Clearly Osborne’s policies highlight his and the government’s stance on fiscal policies. But with the economy is such disarray there will be some avenue to try and stimulate the monetary side of the economy and this is the reason why Osborne has refreshed the Bank Of England’s mandate. In an attempt to provide more room to maneuver the Bank of England will now be a little more flexible in it approach. Perhaps the biggest change in the Bank Of England’s mandate is something known as “explicit forward guidance” whereby the MPC makes a pledge to keep rates very low over a designated period. This should give markets more confidence due to the stability announcements should provide. It should also grant consumers with sufficient information about interest rates on loans, if rates remain low it should encourage more spending. These outcomes remain hypothetical and over time, the Chancellor may refresh the remit. In my opinion, the policies may be ineffective. If you look at the current interest rate, it has been at a record low level of 0.5 % since March 2009 and that still has not added much to market confidence. This situation resembles Japan in the early 1990s. Not only can predictions be made about the interest rate, but the evidence given highlights that it does not always translate to increase in spending, despite the low level of interest attached. We could even be in a liquidity trap, a state in an economy where monetary policies have no effect on growth. The interest rate has been 0.5% since March 2009, since then the Bank Of England have tried to boost the economy by buying government debt, quantitative easing, which is monetary policy. Growth has remained very low and the policies do not appear to be working.

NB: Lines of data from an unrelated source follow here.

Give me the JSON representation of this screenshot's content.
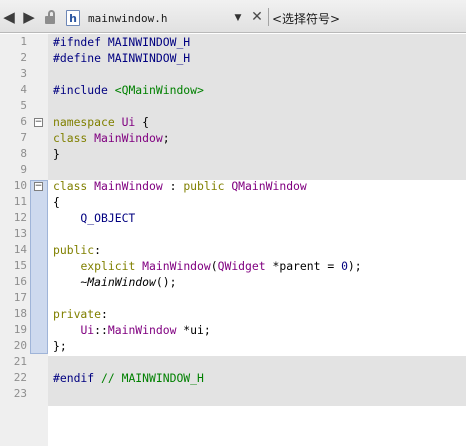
{
  "toolbar": {
    "back_icon": "◀",
    "forward_icon": "▶",
    "file_name": "mainwindow.h",
    "file_icon_letter": "h",
    "close_glyph": "✕",
    "symbol_combo": "<选择符号>"
  },
  "editor": {
    "line_numbers": [
      "1",
      "2",
      "3",
      "4",
      "5",
      "6",
      "7",
      "8",
      "9",
      "10",
      "11",
      "12",
      "13",
      "14",
      "15",
      "16",
      "17",
      "18",
      "19",
      "20",
      "21",
      "22",
      "23"
    ],
    "lines": [
      [
        {
          "t": "#ifndef MAINWINDOW_H",
          "c": "pre"
        }
      ],
      [
        {
          "t": "#define MAINWINDOW_H",
          "c": "pre"
        }
      ],
      [],
      [
        {
          "t": "#include ",
          "c": "pre"
        },
        {
          "t": "<QMainWindow>",
          "c": "str"
        }
      ],
      [],
      [
        {
          "t": "namespace ",
          "c": "kw"
        },
        {
          "t": "Ui",
          "c": "cls"
        },
        {
          "t": " {",
          "c": ""
        }
      ],
      [
        {
          "t": "class ",
          "c": "kw"
        },
        {
          "t": "MainWindow",
          "c": "cls"
        },
        {
          "t": ";",
          "c": ""
        }
      ],
      [
        {
          "t": "}",
          "c": ""
        }
      ],
      [],
      [
        {
          "t": "class ",
          "c": "kw"
        },
        {
          "t": "MainWindow",
          "c": "cls"
        },
        {
          "t": " : ",
          "c": ""
        },
        {
          "t": "public ",
          "c": "kw"
        },
        {
          "t": "QMainWindow",
          "c": "cls"
        }
      ],
      [
        {
          "t": "{",
          "c": ""
        }
      ],
      [
        {
          "t": "    Q_OBJECT",
          "c": "macro"
        }
      ],
      [],
      [
        {
          "t": "public",
          "c": "kw"
        },
        {
          "t": ":",
          "c": ""
        }
      ],
      [
        {
          "t": "    ",
          "c": ""
        },
        {
          "t": "explicit ",
          "c": "kw"
        },
        {
          "t": "MainWindow",
          "c": "cls"
        },
        {
          "t": "(",
          "c": ""
        },
        {
          "t": "QWidget",
          "c": "cls"
        },
        {
          "t": " *parent = ",
          "c": ""
        },
        {
          "t": "0",
          "c": "num"
        },
        {
          "t": ");",
          "c": ""
        }
      ],
      [
        {
          "t": "    ~",
          "c": ""
        },
        {
          "t": "MainWindow",
          "c": "it"
        },
        {
          "t": "();",
          "c": ""
        }
      ],
      [],
      [
        {
          "t": "private",
          "c": "kw"
        },
        {
          "t": ":",
          "c": ""
        }
      ],
      [
        {
          "t": "    ",
          "c": ""
        },
        {
          "t": "Ui",
          "c": "cls"
        },
        {
          "t": "::",
          "c": ""
        },
        {
          "t": "MainWindow",
          "c": "cls"
        },
        {
          "t": " *ui;",
          "c": ""
        }
      ],
      [
        {
          "t": "};",
          "c": ""
        }
      ],
      [],
      [
        {
          "t": "#endif ",
          "c": "pre"
        },
        {
          "t": "// MAINWINDOW_H",
          "c": "cmt"
        }
      ],
      []
    ]
  }
}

The Chancellor also announced a new policy known as the “Help to Buy” policy, which is designed to protect banks against losses on high value mortgages. Politically, it may look good, but economically there are questions. It sounds like a government funded credit bubble. Whilst I do not think it will resemble anything like what we saw during the Blair days of the economy being pumped full of toxic mortgages. As time elapses, the scheme will undoubtedly become clearer. It may even provide the boost this economy so desperately needs.
In all honesty this Budget has confirmed that the UK has a long road ahead in terms of a tangible growth. The economy continues to “grow” at a disappointing rate and there are more cuts to come. Despite the cut in beer relief, the cut in cooperation tax that benefits large multinationals more than small or medium sized ones, this Budget has reflected the mood of the economy. It has been flat.